Grier was loud and clear in saying so after the 22 women’s Houston lawyer, Tony Buzbee, raised that possibility.

“I think any suggestion that this organization would be dealing behind the scenes and trying to influence decisions is absolutely ridiculous and categorically false,” Grier said. “To say that we’d be involved in that is just flat wrong. It pisses me off.”

Grier probably won’t be peeved much longer since he won’t be dealing with it come January when the Watson trade talks begin anew. The revolving door will revolve again. The question becomes if the next plan involves Watson.
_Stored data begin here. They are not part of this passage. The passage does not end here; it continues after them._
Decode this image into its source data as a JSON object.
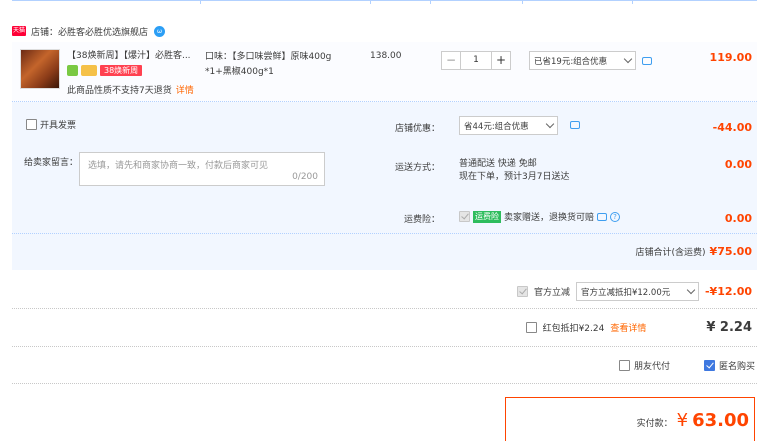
{
  "shop": {
    "badge": "天猫",
    "label": "店铺：",
    "name": "必胜客必胜优选旗舰店",
    "ww_icon": "chat-icon"
  },
  "item": {
    "title_line1": "【38焕新周】【爆汁】必胜客...",
    "promo_tag": "38焕新周",
    "no_return_text": "此商品性质不支持7天退货",
    "detail_link": "详情",
    "sku_line1": "口味：【多口味尝鲜】原味400g",
    "sku_line2": "*1+黑椒400g*1",
    "price": "138.00",
    "quantity": "1",
    "minus": "−",
    "plus": "+",
    "discount_select": "已省19元:组合优惠",
    "total": "119.00"
  },
  "order": {
    "invoice_label": "开具发票",
    "message_label": "给卖家留言：",
    "message_placeholder": "选填，请先和商家协商一致，付款后商家可见",
    "message_count": "0/200",
    "shop_discount_label": "店铺优惠：",
    "shop_discount_select": "省44元:组合优惠",
    "shop_discount_value": "-44.00",
    "shipping_label": "运送方式：",
    "shipping_line1": "普通配送 快递 免邮",
    "shipping_line2": "现在下单，预计3月7日送达",
    "shipping_value": "0.00",
    "insurance_label": "运费险：",
    "insurance_badge": "运费险",
    "insurance_text": "卖家赠送，退换货可赔",
    "insurance_value": "0.00",
    "shop_total_label": "店铺合计(含运费)",
    "shop_total_value": "¥75.00"
  },
  "summary": {
    "tmall_discount_label": "官方立减",
    "tmall_discount_select": "官方立减抵扣¥12.00元",
    "tmall_discount_value": "-¥12.00",
    "redpacket_label": "红包抵扣¥2.24",
    "redpacket_detail": "查看详情",
    "redpacket_value": "¥ 2.24",
    "friend_pay_label": "朋友代付",
    "anonymous_label": "匿名购买",
    "pay_label": "实付款：",
    "pay_currency": "¥",
    "pay_value": "63.00"
  },
  "colors": {
    "accent_red": "#ff4400",
    "line_blue": "#b2d1ff",
    "block_bg": "#f2f7ff"
  }
}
He’s a great player, a young and elite quarterback. But it’s one thing to stand by your organization’s own star in such a circumstance, as the Los Angeles Lakers did Kobe Bryant or the Pittsburgh Steelers did Ben Roethlisberger. You can discuss counseling and second chances in that situation.
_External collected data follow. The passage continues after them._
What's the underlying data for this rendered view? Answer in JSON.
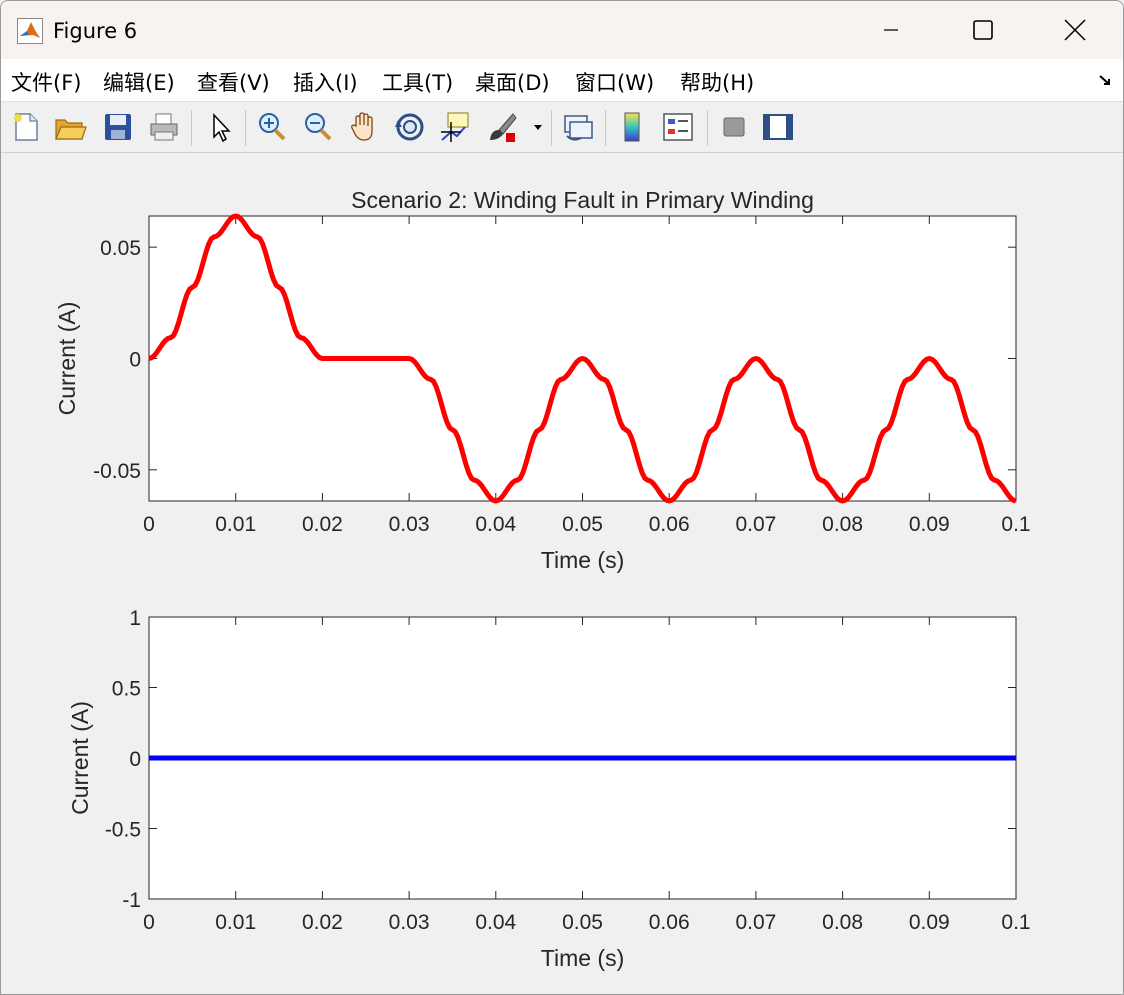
{
  "window": {
    "title": "Figure 6"
  },
  "menu": {
    "items": [
      {
        "label": "文件(F)",
        "name": "menu-file"
      },
      {
        "label": "编辑(E)",
        "name": "menu-edit"
      },
      {
        "label": "查看(V)",
        "name": "menu-view"
      },
      {
        "label": "插入(I)",
        "name": "menu-insert"
      },
      {
        "label": "工具(T)",
        "name": "menu-tools"
      },
      {
        "label": "桌面(D)",
        "name": "menu-desktop"
      },
      {
        "label": "窗口(W)",
        "name": "menu-window"
      },
      {
        "label": "帮助(H)",
        "name": "menu-help"
      }
    ]
  },
  "toolbar": {
    "icons": [
      "new-figure-icon",
      "open-file-icon",
      "save-icon",
      "print-icon",
      "pointer-icon",
      "zoom-in-icon",
      "zoom-out-icon",
      "pan-hand-icon",
      "rotate-3d-icon",
      "data-cursor-icon",
      "brush-icon",
      "brush-dropdown-icon",
      "link-plot-icon",
      "colorbar-icon",
      "legend-icon",
      "hide-plot-tools-icon",
      "show-plot-tools-icon"
    ]
  },
  "chart_data": [
    {
      "type": "line",
      "title": "Scenario 2: Winding Fault in Primary Winding",
      "xlabel": "Time (s)",
      "ylabel": "Current (A)",
      "xlim": [
        0,
        0.1
      ],
      "ylim": [
        -0.064,
        0.064
      ],
      "xticks": [
        "0",
        "0.01",
        "0.02",
        "0.03",
        "0.04",
        "0.05",
        "0.06",
        "0.07",
        "0.08",
        "0.09",
        "0.1"
      ],
      "yticks": [
        "-0.05",
        "0",
        "0.05"
      ],
      "ytick_values": [
        -0.05,
        0,
        0.05
      ],
      "color": "#ff0000",
      "series": [
        {
          "x": [
            0,
            0.0025,
            0.005,
            0.0075,
            0.01,
            0.0125,
            0.015,
            0.0175,
            0.02,
            0.025,
            0.03,
            0.0325,
            0.035,
            0.0375,
            0.04,
            0.0425,
            0.045,
            0.0475,
            0.05,
            0.0525,
            0.055,
            0.0575,
            0.06,
            0.0625,
            0.065,
            0.0675,
            0.07,
            0.0725,
            0.075,
            0.0775,
            0.08,
            0.0825,
            0.085,
            0.0875,
            0.09,
            0.0925,
            0.095,
            0.0975,
            0.1
          ],
          "y": [
            0,
            0.0094,
            0.032,
            0.0546,
            0.064,
            0.0546,
            0.032,
            0.0094,
            0,
            0,
            0,
            -0.0094,
            -0.032,
            -0.0546,
            -0.064,
            -0.0546,
            -0.032,
            -0.0094,
            0,
            -0.0094,
            -0.032,
            -0.0546,
            -0.064,
            -0.0546,
            -0.032,
            -0.0094,
            0,
            -0.0094,
            -0.032,
            -0.0546,
            -0.064,
            -0.0546,
            -0.032,
            -0.0094,
            0,
            -0.0094,
            -0.032,
            -0.0546,
            -0.064
          ]
        }
      ]
    },
    {
      "type": "line",
      "title": "",
      "xlabel": "Time (s)",
      "ylabel": "Current (A)",
      "xlim": [
        0,
        0.1
      ],
      "ylim": [
        -1,
        1
      ],
      "xticks": [
        "0",
        "0.01",
        "0.02",
        "0.03",
        "0.04",
        "0.05",
        "0.06",
        "0.07",
        "0.08",
        "0.09",
        "0.1"
      ],
      "yticks": [
        "-1",
        "-0.5",
        "0",
        "0.5",
        "1"
      ],
      "ytick_values": [
        -1,
        -0.5,
        0,
        0.5,
        1
      ],
      "color": "#0000ff",
      "series": [
        {
          "x": [
            0,
            0.1
          ],
          "y": [
            0,
            0
          ]
        }
      ]
    }
  ]
}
But take on such a player? Do the Dolphins stand for anything?

In their lawsuits, the women accuse Watson of exposing himself, touching them with his penis or kissing them against their will during massage appointments. In the sexual assault claims, Watson was accused in both cases to have pressured women to perform oral sex during massages and was accused in one of also having grabbed a woman’s buttocks and vagina. Watson’s lawyers have said “some sexual activity” happened during some of the appointments but that he never coerced anyone.

The football problem is Grier hasn’t recognized a quarterback standing before him. Josh Allen, Lamar Jackson, Herbert — the star names they passed on in the draft drop like bread crumbs on the trail to a 1-7 season.
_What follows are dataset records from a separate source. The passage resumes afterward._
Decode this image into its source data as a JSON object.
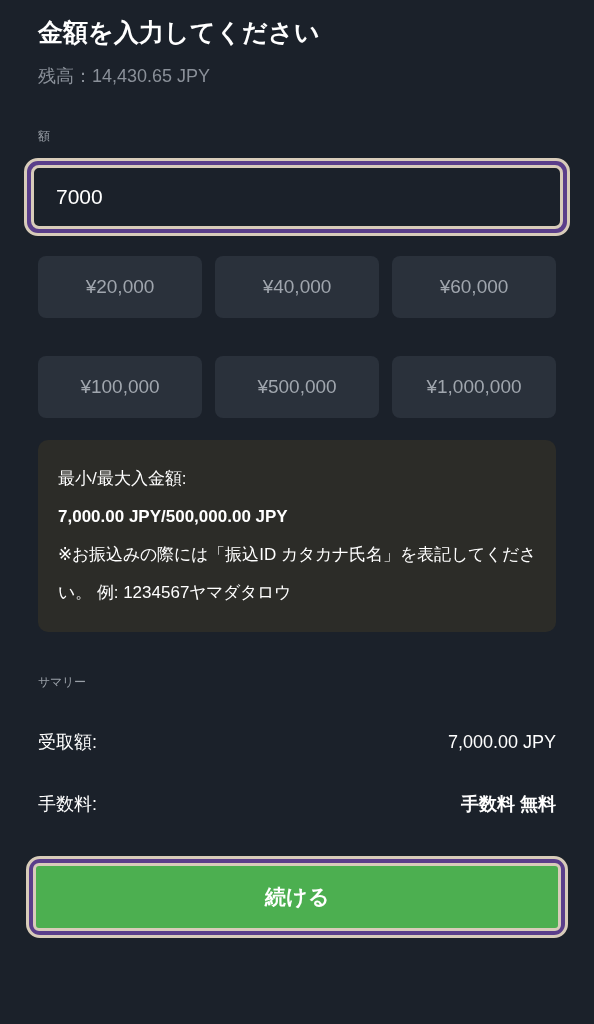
{
  "title": "金額を入力してください",
  "balance": "残高：14,430.65 JPY",
  "amount_field": {
    "label": "額",
    "value": "7000",
    "focused": true
  },
  "presets": [
    {
      "label": "¥20,000",
      "selected": false
    },
    {
      "label": "¥40,000",
      "selected": false
    },
    {
      "label": "¥60,000",
      "selected": false
    },
    {
      "label": "¥100,000",
      "selected": false
    },
    {
      "label": "¥500,000",
      "selected": false
    },
    {
      "label": "¥1,000,000",
      "selected": false
    }
  ],
  "limits": {
    "label": "最小/最大入金額:",
    "range": "7,000.00 JPY/500,000.00 JPY",
    "note": "※お振込みの際には「振込ID カタカナ氏名」を表記してください。 例: 1234567ヤマダタロウ"
  },
  "summary": {
    "heading": "サマリー",
    "rows": [
      {
        "label": "受取額:",
        "value": "7,000.00 JPY",
        "bold": false
      },
      {
        "label": "手数料:",
        "value": "手数料 無料",
        "bold": true
      }
    ]
  },
  "continue_button": {
    "label": "続ける",
    "focused": true
  }
}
The Dolphins aren’t a quarterback away, either. Grier’s barren drafts tell why. It was a tall order for any GM, this rebuilding plan of trading good players for draft picks in the manner the Dolphins theorized. It hasn’t worked at all as this season shows.

“We’ve added good, young players,” he said. “We’re happy with where they are, and we think they’ll keep developing and look forward to them all being good contributors in the future.”

The truth: Either they’re the slowest-progressing draft classes or their ceiling is of a group of average players. Who looks good? What young player is progressing to stardom?

The Dolphins traded Pro Bowl tackle Laremy Tunsil and All-Pro safety Minkah Fitzpatrick — and drafted mere pros in return, it looks.

Even the trade down for Jaylen Waddle, a rookie who has flashed his talent at times, looks clumsily wrong. As it stands: The Dolphins traded two No. 3 draft picks (in 2021 and 2022) for a sixth and 13th (in 2021 and San Francisco’s top picks in 2022 and 2023).

All this looks to be the mess passed on to the next general manager, just as it was passed to Grier a few years back. In Ross’ 13 years as Dolphin owner, the revolving door of general managers tells of a constant problem.

It’s symbolized by Tua and Watson now. The former is the Dolphins quarterback even the Dolphins don’t want. The latter is a scandalized quarterback who tells of their desperation. Lose-lose. Just like this season keeps trending.